Donos da Ultrafarma e Fast Shop presos em operação contra esquema bilionário de corrupção

Entre os detidos estão Sidney Oliveira e Mário Otávio Gomes, acusados de manipulação de processos tributários em troca de favores

Secretaria da Fazenda de SP colabora com a investigação - Imagem: Divulgação / Ultrafarma

William Oliveira Publicado em 12/08/2025, às 11h38

No início da manhã desta terça-feira (12), o Ministério Público do Estado de São Paulo (MPSP) coordenou a prisão de figuras de destaque no setor varejista. Sidney Oliveira, proprietário da Ultrafarma, e Mário Otávio Gomes, diretor da Fast Shop, foram detidos na Operação Ícaro, que mira um esquema de corrupção envolvendo auditores fiscais tributários.

Executada pelo Grupo de Atuação Especial de Repressão aos Delitos Econômicos (GEDEC), com apoio da Polícia Militar, a operação investiga uma organização criminosa que oferecia vantagens indevidas a empresas do varejo em troca de favores fiscais. Foram cumpridos três mandados de prisão temporária, incluindo o de um auditor fiscal apontado como principal operador do esquema.

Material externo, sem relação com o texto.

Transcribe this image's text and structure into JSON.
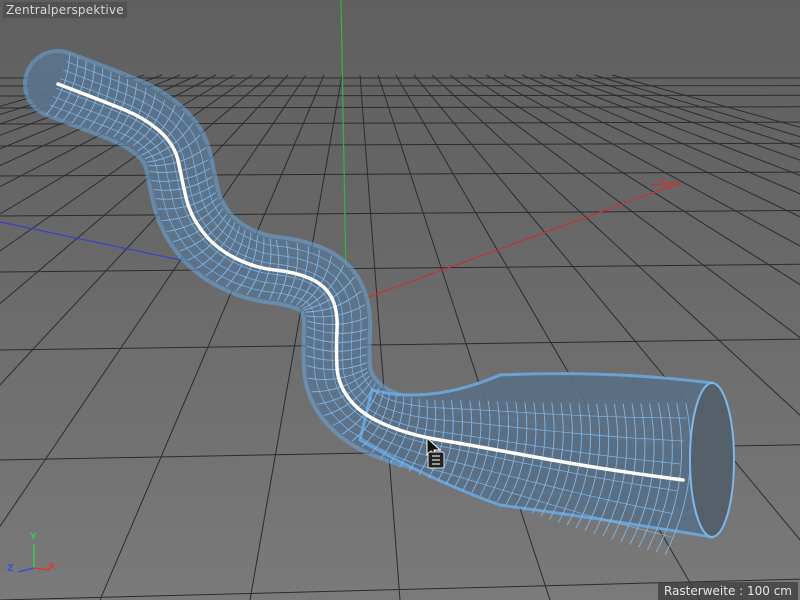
{
  "viewport": {
    "title": "Zentralperspektive",
    "grid_spacing_label": "Rasterweite : 100 cm"
  },
  "axis_gizmo": {
    "x_label": "X",
    "y_label": "Y",
    "z_label": "Z",
    "x_color": "#d43c3c",
    "y_color": "#3cc84a",
    "z_color": "#3a4fd8"
  },
  "scene_objects": {
    "tube_color": "#6aa8e0",
    "spline_color": "#ffffff",
    "grid_color": "#2c2c2c"
  },
  "cursor": {
    "icon": "move-cursor-icon"
  }
}
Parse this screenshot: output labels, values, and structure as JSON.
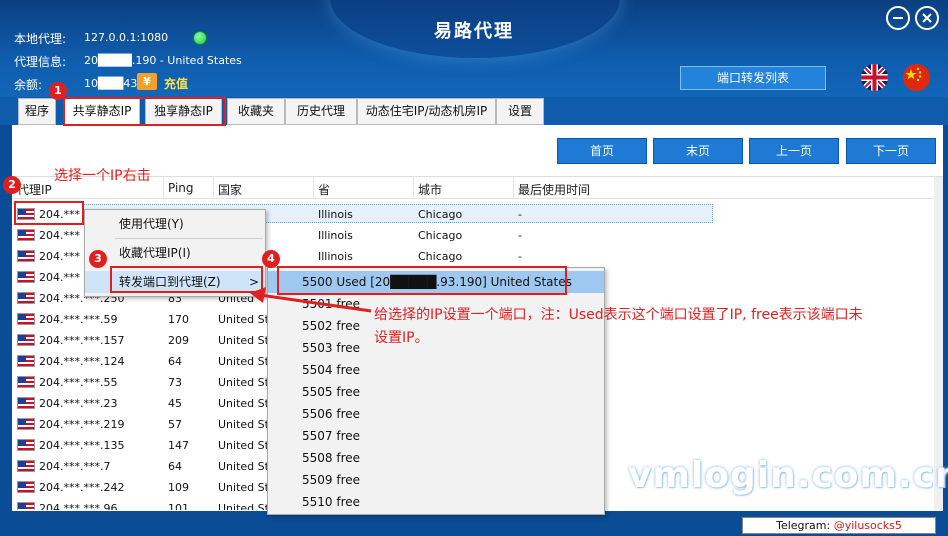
{
  "app": {
    "title": "易路代理"
  },
  "info": {
    "local_proxy_label": "本地代理:",
    "local_proxy_value": "127.0.0.1:1080",
    "proxy_info_label": "代理信息:",
    "proxy_info_value": "20████.190 - United States",
    "balance_label": "余额:",
    "balance_value": "10███43",
    "yuan_symbol": "¥",
    "recharge_label": "充值"
  },
  "header": {
    "port_forward_list": "端口转发列表"
  },
  "tabs": [
    {
      "label": "程序"
    },
    {
      "label": "共享静态IP"
    },
    {
      "label": "独享静态IP"
    },
    {
      "label": "收藏夹"
    },
    {
      "label": "历史代理"
    },
    {
      "label": "动态住宅IP/动态机房IP"
    },
    {
      "label": "设置"
    }
  ],
  "pager": {
    "first": "首页",
    "last": "末页",
    "prev": "上一页",
    "next": "下一页"
  },
  "columns": [
    "代理IP",
    "Ping",
    "国家",
    "省",
    "城市",
    "最后使用时间"
  ],
  "rows": [
    {
      "ip": "204.***",
      "ping": "",
      "country": "es",
      "province": "Illinois",
      "city": "Chicago",
      "last_used": "-"
    },
    {
      "ip": "204.***",
      "ping": "",
      "country": "es",
      "province": "Illinois",
      "city": "Chicago",
      "last_used": "-"
    },
    {
      "ip": "204.***",
      "ping": "",
      "country": "es",
      "province": "Illinois",
      "city": "Chicago",
      "last_used": "-"
    },
    {
      "ip": "204.***",
      "ping": "",
      "country": "",
      "province": "",
      "city": "",
      "last_used": ""
    },
    {
      "ip": "204.***.***.250",
      "ping": "83",
      "country": "United",
      "province": "",
      "city": "",
      "last_used": ""
    },
    {
      "ip": "204.***.***.59",
      "ping": "170",
      "country": "United Sta",
      "province": "",
      "city": "",
      "last_used": ""
    },
    {
      "ip": "204.***.***.157",
      "ping": "209",
      "country": "United Sta",
      "province": "",
      "city": "",
      "last_used": ""
    },
    {
      "ip": "204.***.***.124",
      "ping": "64",
      "country": "United Sta",
      "province": "",
      "city": "",
      "last_used": ""
    },
    {
      "ip": "204.***.***.55",
      "ping": "73",
      "country": "United Sta",
      "province": "",
      "city": "",
      "last_used": ""
    },
    {
      "ip": "204.***.***.23",
      "ping": "45",
      "country": "United Sta",
      "province": "",
      "city": "",
      "last_used": ""
    },
    {
      "ip": "204.***.***.219",
      "ping": "57",
      "country": "United Sta",
      "province": "",
      "city": "",
      "last_used": ""
    },
    {
      "ip": "204.***.***.135",
      "ping": "147",
      "country": "United Sta",
      "province": "",
      "city": "",
      "last_used": ""
    },
    {
      "ip": "204.***.***.7",
      "ping": "64",
      "country": "United Sta",
      "province": "",
      "city": "",
      "last_used": ""
    },
    {
      "ip": "204.***.***.242",
      "ping": "109",
      "country": "United Sta",
      "province": "",
      "city": "",
      "last_used": ""
    },
    {
      "ip": "204.***.***.96",
      "ping": "101",
      "country": "United Sta",
      "province": "",
      "city": "",
      "last_used": ""
    }
  ],
  "context_menu": {
    "use_proxy": "使用代理(Y)",
    "favorite_ip": "收藏代理IP(I)",
    "forward_port": "转发端口到代理(Z)",
    "arrow": ">"
  },
  "submenu": [
    "5500 Used [20█████.93.190] United States",
    "5501 free",
    "5502 free",
    "5503 free",
    "5504 free",
    "5505 free",
    "5506 free",
    "5507 free",
    "5508 free",
    "5509 free",
    "5510 free"
  ],
  "annotations": {
    "badge1": "1",
    "badge2": "2",
    "badge3": "3",
    "badge4": "4",
    "right_click_hint": "选择一个IP右击",
    "port_hint_line1": "给选择的IP设置一个端口，注：Used表示这个端口设置了IP, free表示该端口未",
    "port_hint_line2": "设置IP。"
  },
  "watermark": "vmlogin.com.cn",
  "telegram": {
    "prefix": "Telegram: ",
    "handle": "@yilusocks5"
  },
  "colors": {
    "header_blue": "#0f5cad",
    "annotation_red": "#e02020",
    "button_blue": "#1e7ad4"
  }
}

Em nota, a Secretaria da Fazenda e Planejamento do Estado de São Paulo (Sefaz-SP) declarou estar colaborando com as autoridades e instaurou procedimento administrativo para apurar a conduta do fiscal envolvido. A Sefaz-SP também solicitou formalmente ao MPSP o compartilhamento das informações sobre o caso.

Segundo a investigação, o auditor fiscal Artur Gomes da Silva Neto manipulava processos administrativos para facilitar o pagamento de créditos tributários às empresas mediante propinas mensais. O esquema teria movimentado cerca de R$ 1 bilhão desde 2021.

Além das prisões, foram realizadas buscas em residências e sedes das empresas investigadas. Em Alphaville, foram apreendidos pacotes com esmeraldas e grande quantia em dinheiro. Em São José dos Campos, valores significativos em espécie e moeda estrangeira também foram confiscados.

O esquema envolvia manipulação documental e assessoria criminosa à Fast Shop para agilizar o deferimento dos créditos de ressarcimento do ICMS. Os investigados podem responder por corrupção ativa e passiva, organização criminosa e lavagem de dinheiro.

A operação é resultado de meses de investigação com análise de documentos e interceptações telefônicas autorizadas pela Justiça. As diligências continuam, e as autoridades preparam os próximos passos legais.

A Sefaz-SP reafirmou compromisso com a ética fiscal, condenou práticas ilegais e garantiu revisão completa dos processos para evitar novas ocorrências.